Typically, this type of dermatitis is very itchy and uncomfortable, but scratching these areas can lead to further swelling and redness. It can also damage the skin, leading to cracks, scaling, “weeping” clear fluid, and crusting.
Currently, medical researchers do not know what causes eczema, but it appears to be related to genetics, environment, and the immune system.
- Epidermolysis bullosa: This is a group of rare skin diseases that cause fragile skin that frequently breaks, tears, and blisters. These symptoms typically begin just after birth and during infancy, may range from mild to severe, and have no known underlying cause. Treatment involves managing wounds, pain, and skin health.
It is believed that epidermolysis bullosa is genetic. It is a mutation in a gene inherited from either parent that changes how proteins hold skin together. In severe cases, blisters and tears also appear inside the body.
- Hidradenitis suppurativa: Sometimes called acne inversa, this is a chronic skin inflammatory disorder that causes pimple, bumps, or boils on the skin, as well as tunnels or tracts underneath the skin. Hard bumps just under the surface of the skin, or pus-filled bumps erupting onto the skin, can become painful lesions with drainage or seepage.
Hidradenitis suppurativa starts in hair follicles, but it can progress to other parts of the skin. The exact cause of the disorder is not known, but medical researchers believe it is due to a combination of hormones, environment, and genetics.
- Ichthyosis: This skin disorder is associated with a genetic mutation, although some types of ichthyosis are idiopathic or caused by some prescription medications. The main symptom of this condition is dry, itchy, scaly, rough, and reddened skin.
More severe forms of this disorder can affect the internal organs. People with this genetic disorder typically need treatment throughout their lives.

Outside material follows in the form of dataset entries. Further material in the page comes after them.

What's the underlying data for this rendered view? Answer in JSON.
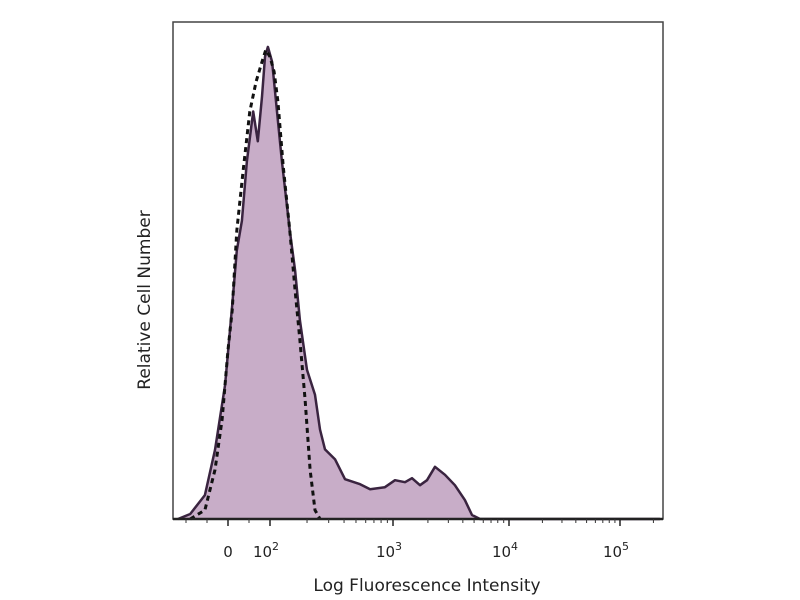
{
  "chart_data": {
    "type": "area",
    "title": "",
    "xlabel": "Log Fluorescence Intensity",
    "ylabel": "Relative Cell Number",
    "x_scale": "biexponential (linear near 0, log above 10^2)",
    "xlim": [
      -125,
      250000
    ],
    "ylim": [
      0,
      100
    ],
    "grid": false,
    "legend": "none",
    "x_ticks": [
      {
        "value": 0,
        "label": "0",
        "sup": ""
      },
      {
        "value": 100,
        "label": "10",
        "sup": "2"
      },
      {
        "value": 1000,
        "label": "10",
        "sup": "3"
      },
      {
        "value": 10000,
        "label": "10",
        "sup": "4"
      },
      {
        "value": 100000,
        "label": "10",
        "sup": "5"
      }
    ],
    "colors": {
      "fill": "#c8adc8",
      "line": "#3a2440",
      "dashed": "#111111",
      "axis": "#333333"
    },
    "series": [
      {
        "style": "filled-solid",
        "points": [
          [
            -119,
            0
          ],
          [
            -90,
            1.0
          ],
          [
            -55,
            4.8
          ],
          [
            -31,
            13.9
          ],
          [
            -7,
            27
          ],
          [
            10,
            43
          ],
          [
            21,
            54
          ],
          [
            33,
            60
          ],
          [
            45,
            72
          ],
          [
            60,
            82
          ],
          [
            71,
            76
          ],
          [
            81,
            85
          ],
          [
            88,
            93
          ],
          [
            95,
            95
          ],
          [
            104,
            92
          ],
          [
            114,
            82
          ],
          [
            125,
            72
          ],
          [
            145,
            58
          ],
          [
            160,
            50
          ],
          [
            175,
            40
          ],
          [
            200,
            30
          ],
          [
            232,
            25
          ],
          [
            255,
            18
          ],
          [
            280,
            14
          ],
          [
            338,
            12
          ],
          [
            407,
            8
          ],
          [
            540,
            7
          ],
          [
            651,
            6
          ],
          [
            860,
            6.4
          ],
          [
            1040,
            7.8
          ],
          [
            1269,
            7.4
          ],
          [
            1458,
            8.2
          ],
          [
            1709,
            6.8
          ],
          [
            1963,
            7.8
          ],
          [
            2300,
            10.5
          ],
          [
            2810,
            8.9
          ],
          [
            3420,
            6.8
          ],
          [
            4170,
            3.8
          ],
          [
            4800,
            0.8
          ],
          [
            5620,
            0
          ],
          [
            229000,
            0
          ]
        ]
      },
      {
        "style": "dashed",
        "points": [
          [
            -90,
            0
          ],
          [
            -55,
            1.8
          ],
          [
            -31,
            9.9
          ],
          [
            -14,
            20
          ],
          [
            0,
            34
          ],
          [
            10,
            42
          ],
          [
            21,
            58
          ],
          [
            36,
            70
          ],
          [
            52,
            82
          ],
          [
            67,
            88
          ],
          [
            81,
            92
          ],
          [
            90,
            94.4
          ],
          [
            100,
            93
          ],
          [
            108,
            90
          ],
          [
            116,
            84
          ],
          [
            128,
            71
          ],
          [
            145,
            58
          ],
          [
            160,
            46
          ],
          [
            175,
            36
          ],
          [
            193,
            24
          ],
          [
            212,
            9.9
          ],
          [
            232,
            1.8
          ],
          [
            255,
            0
          ]
        ]
      }
    ]
  }
}
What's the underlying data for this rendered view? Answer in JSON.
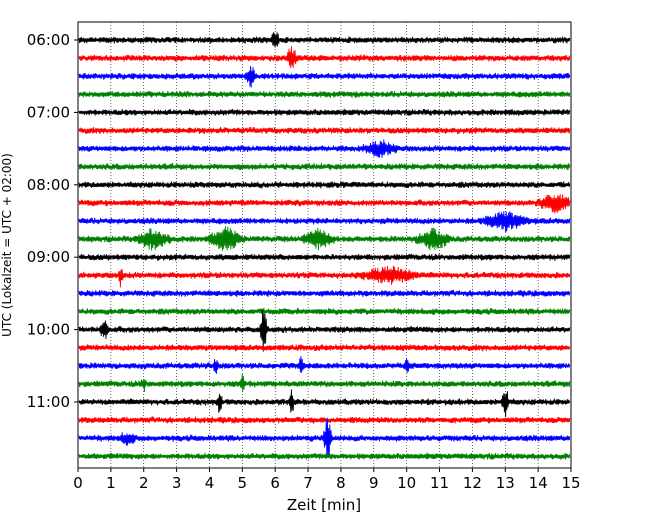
{
  "chart_data": {
    "type": "line",
    "description_free": true,
    "xlabel": "Zeit  [min]",
    "ylabel": "UTC (Lokalzeit = UTC + 02:00)",
    "xlim": [
      0,
      15
    ],
    "x_ticks": [
      "0",
      "1",
      "2",
      "3",
      "4",
      "5",
      "6",
      "7",
      "8",
      "9",
      "10",
      "11",
      "12",
      "13",
      "14",
      "15"
    ],
    "y_ticks": [
      "06:00",
      "07:00",
      "08:00",
      "09:00",
      "10:00",
      "11:00"
    ],
    "grid": "vertical-dotted",
    "trace_interval_min": 15,
    "trace_colors": [
      "#000000",
      "#ff0000",
      "#0000ff",
      "#008000"
    ],
    "start_time": "06:00",
    "trace_count": 24,
    "events": [
      {
        "trace": 0,
        "x": 6.0,
        "amp": 1.6,
        "w": 0.15
      },
      {
        "trace": 1,
        "x": 6.5,
        "amp": 1.8,
        "w": 0.2
      },
      {
        "trace": 2,
        "x": 5.25,
        "amp": 1.8,
        "w": 0.2
      },
      {
        "trace": 6,
        "x": 9.2,
        "amp": 1.3,
        "w": 0.6
      },
      {
        "trace": 9,
        "x": 14.5,
        "amp": 1.6,
        "w": 0.6
      },
      {
        "trace": 10,
        "x": 13.0,
        "amp": 1.6,
        "w": 0.8
      },
      {
        "trace": 11,
        "x": 2.3,
        "amp": 1.8,
        "w": 0.6
      },
      {
        "trace": 11,
        "x": 4.5,
        "amp": 2.0,
        "w": 0.6
      },
      {
        "trace": 11,
        "x": 7.3,
        "amp": 1.6,
        "w": 0.6
      },
      {
        "trace": 11,
        "x": 10.8,
        "amp": 1.8,
        "w": 0.6
      },
      {
        "trace": 13,
        "x": 1.3,
        "amp": 2.2,
        "w": 0.08
      },
      {
        "trace": 13,
        "x": 9.5,
        "amp": 1.4,
        "w": 1.0
      },
      {
        "trace": 16,
        "x": 0.8,
        "amp": 1.8,
        "w": 0.15
      },
      {
        "trace": 16,
        "x": 5.65,
        "amp": 4.5,
        "w": 0.12
      },
      {
        "trace": 18,
        "x": 4.2,
        "amp": 1.4,
        "w": 0.1
      },
      {
        "trace": 18,
        "x": 6.8,
        "amp": 1.6,
        "w": 0.1
      },
      {
        "trace": 18,
        "x": 10.0,
        "amp": 1.4,
        "w": 0.1
      },
      {
        "trace": 19,
        "x": 2.0,
        "amp": 1.4,
        "w": 0.1
      },
      {
        "trace": 19,
        "x": 5.0,
        "amp": 1.5,
        "w": 0.1
      },
      {
        "trace": 20,
        "x": 4.3,
        "amp": 1.8,
        "w": 0.1
      },
      {
        "trace": 20,
        "x": 6.5,
        "amp": 2.0,
        "w": 0.1
      },
      {
        "trace": 20,
        "x": 13.0,
        "amp": 3.5,
        "w": 0.12
      },
      {
        "trace": 22,
        "x": 1.5,
        "amp": 1.0,
        "w": 0.3
      },
      {
        "trace": 22,
        "x": 7.6,
        "amp": 4.5,
        "w": 0.15
      }
    ]
  }
}
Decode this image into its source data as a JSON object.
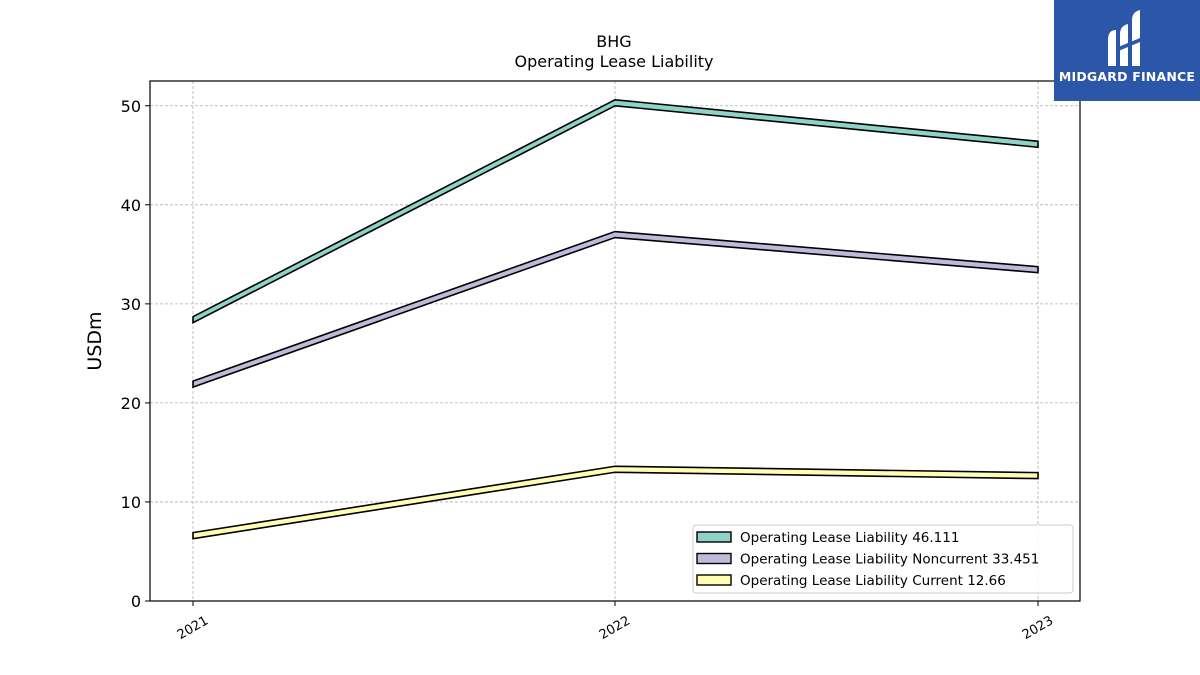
{
  "chart_data": {
    "type": "line",
    "title": "BHG",
    "subtitle": "Operating Lease Liability",
    "ylabel": "USDm",
    "xlabel": "",
    "categories": [
      "2021",
      "2022",
      "2023"
    ],
    "ylim": [
      0,
      52.5
    ],
    "yticks": [
      0,
      10,
      20,
      30,
      40,
      50
    ],
    "grid": true,
    "legend_position": "lower-right",
    "series": [
      {
        "name": "Operating Lease Liability",
        "legend_label": "Operating Lease Liability  46.111",
        "values": [
          28.4,
          50.3,
          46.111
        ],
        "color": "#8dd3c7"
      },
      {
        "name": "Operating Lease Liability Noncurrent",
        "legend_label": "Operating Lease Liability Noncurrent  33.451",
        "values": [
          21.9,
          37.0,
          33.451
        ],
        "color": "#bebada"
      },
      {
        "name": "Operating Lease Liability Current",
        "legend_label": "Operating Lease Liability Current  12.66",
        "values": [
          6.6,
          13.3,
          12.66
        ],
        "color": "#ffffb3"
      }
    ]
  },
  "logo": {
    "text": "MIDGARD FINANCE",
    "background": "#2c56a7"
  }
}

- Moles and melanoma: Moles are common skin patches that most people have, but changes to moles or the appearance of new moles can indicate melanoma, or skin cancer. Moles that change shape, get bigger, develop ragged edges, become darker, have uneven colors, or become dry, cracked, or even bleed should be checked by a dermatologist.
- Rosacea: Sometimes also called acne rosacea, this chronic disease causes pimples and reddened skin, most often on the face. Sometimes, the condition causes eye damage. In advanced stages, skin begins to thicken.
Treatments for rosacea focus on reducing outbreaks and soothing the skin, but there is no cure.
- Seborrheic dermatitis: While this condition is most common on infants, called cradle cap, it can appear in adults too. Scaly, greasy patches appear on the scalp or other parts of the skin. In babies, these will go away on their own, but in adults, these reddish, swollen, crusty areas may be chronic.
Changes to Your Skin Can Indicate Changes in Your Overall Health
If you notice any painful, distressing, or unsightly changes to your skin, set up an appointment with a dermatologist. While you can gather useful information to help you understand underlying chronic illnesses or chronic skin disorders and how they impact your health, it’s important to get an appropriate diagnosis and treatment plan from medical professionals.
Early intervention and appropriate treatment can help many skin problems to lessen or clear up. Do not ignore warning signs. Ask a dermatologist for help.